コンポーネントが [INFO] レベル以下でメッセージをログに記録するようになり、組織を読み取り専用モードに設定したら、次の手順を実行します。

  1. Portal Administrator Directory を開いて、管理者としてサイン インします。 URL は、通常 https://webadaptorhost.example.com/webadaptorname/portaladmin です。
  2. [Logs] > [Query] の順にクリックします。
  3. ログ レベルが [INFO] に設定されていることを確認して、[Query] をクリックします。
  4. 組織が読み取り専用に設定されたことを示すメッセージを見つけて、そのメッセージのリクエスト ID をメモします。

    Successfully set the organization to read-only mode

  5. [Query] をクリックして、クエリ ログ メッセージに戻ります。
  6. 手順 4 でメモしたリクエスト ID を [RequestIDs] フィールドに入力します。
  7. [フェデレーション サーバー] フィールドで [すべて] を選択します。
  8. [Query] をクリックして、組織の読み取り専用モードの設定に関連するすべてのコンポーネントでログを確認します。

検索結果を絞り込むためのクエリでのイベント フィルターの使用

イベントを絞り込んで、関連するメッセージの表示数を増やすために、ログ レベル、ソース コンポーネント、時間、特定のログ コードまたはコードの範囲、特定のユーザーまたはユーザーのリスト、およびリクエスト ID に基づいてクエリ検索を実行できます。 これらのフィルターを任意の数だけ組み合わせてクエリの一部にすることができます。
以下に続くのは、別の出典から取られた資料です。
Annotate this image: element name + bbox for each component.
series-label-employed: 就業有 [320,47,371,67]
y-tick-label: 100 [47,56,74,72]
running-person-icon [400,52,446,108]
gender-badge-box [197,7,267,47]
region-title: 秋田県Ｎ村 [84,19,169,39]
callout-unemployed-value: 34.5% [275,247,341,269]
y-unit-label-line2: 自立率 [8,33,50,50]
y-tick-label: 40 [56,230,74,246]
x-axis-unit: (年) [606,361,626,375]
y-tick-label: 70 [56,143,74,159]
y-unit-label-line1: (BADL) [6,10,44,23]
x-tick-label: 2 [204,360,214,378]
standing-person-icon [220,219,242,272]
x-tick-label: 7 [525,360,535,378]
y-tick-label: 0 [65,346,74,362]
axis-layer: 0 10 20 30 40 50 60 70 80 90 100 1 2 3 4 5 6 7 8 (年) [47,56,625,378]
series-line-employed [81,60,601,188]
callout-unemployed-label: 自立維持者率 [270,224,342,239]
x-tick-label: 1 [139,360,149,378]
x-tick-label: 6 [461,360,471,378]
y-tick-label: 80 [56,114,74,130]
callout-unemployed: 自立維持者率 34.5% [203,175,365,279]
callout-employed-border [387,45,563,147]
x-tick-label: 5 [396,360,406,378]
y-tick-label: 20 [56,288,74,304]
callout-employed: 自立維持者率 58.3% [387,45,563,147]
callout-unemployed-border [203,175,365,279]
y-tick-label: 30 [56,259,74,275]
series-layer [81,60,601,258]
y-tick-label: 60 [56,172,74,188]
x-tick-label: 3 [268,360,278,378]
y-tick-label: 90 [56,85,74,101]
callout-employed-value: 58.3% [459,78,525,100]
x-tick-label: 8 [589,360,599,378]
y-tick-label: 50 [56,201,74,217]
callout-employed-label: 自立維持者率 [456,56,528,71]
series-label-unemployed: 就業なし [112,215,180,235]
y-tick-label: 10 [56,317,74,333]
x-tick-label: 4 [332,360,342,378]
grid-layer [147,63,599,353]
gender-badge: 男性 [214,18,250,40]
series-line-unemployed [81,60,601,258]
組織のすべてのログ メッセージをクエリ検索するには、フェデレーション サーバーを選択できます。 時間とリクエスト ID を使用し、コンポーネント全体のログ メッセージをフィルターします。残りはポータルのログのみをフィルターします。 サーバー ログのフィルターに関するその他のオプションについては、ArcGIS Server Manager を使用できます。

これらのフィルターにアクセスするには、Portal Administrator Directory にサイン インし、[Home] > [Logs] > [Query] の順にクリックします。

ログ レベル

イベントは、迅速な対処を必要とする問題を示す [Severe] から、ポータルの通常の使用を通じて生成される詳細な情報メッセージである [Verbose] まで、その詳細のレベルが異なります。 [Log level] ドロップダウン リストから目的のレベルを選択します。 各レベルのサマリー詳細については、「ログの種類」をご参照ください。

ソース

ログに記録されたイベントのソースは、ソフトウェアの共有/管理/ポータル コンポーネントから生成されます。 例:

  • 公開およびユーザーに関連するイベントは [Sharing] に分類されます。
  • セキュリティおよびインデックスに関連するイベントは [Portal Admin] に分類されます。
  • ソフトウェアのインストールに関連するイベントは [Portal] に分類されます。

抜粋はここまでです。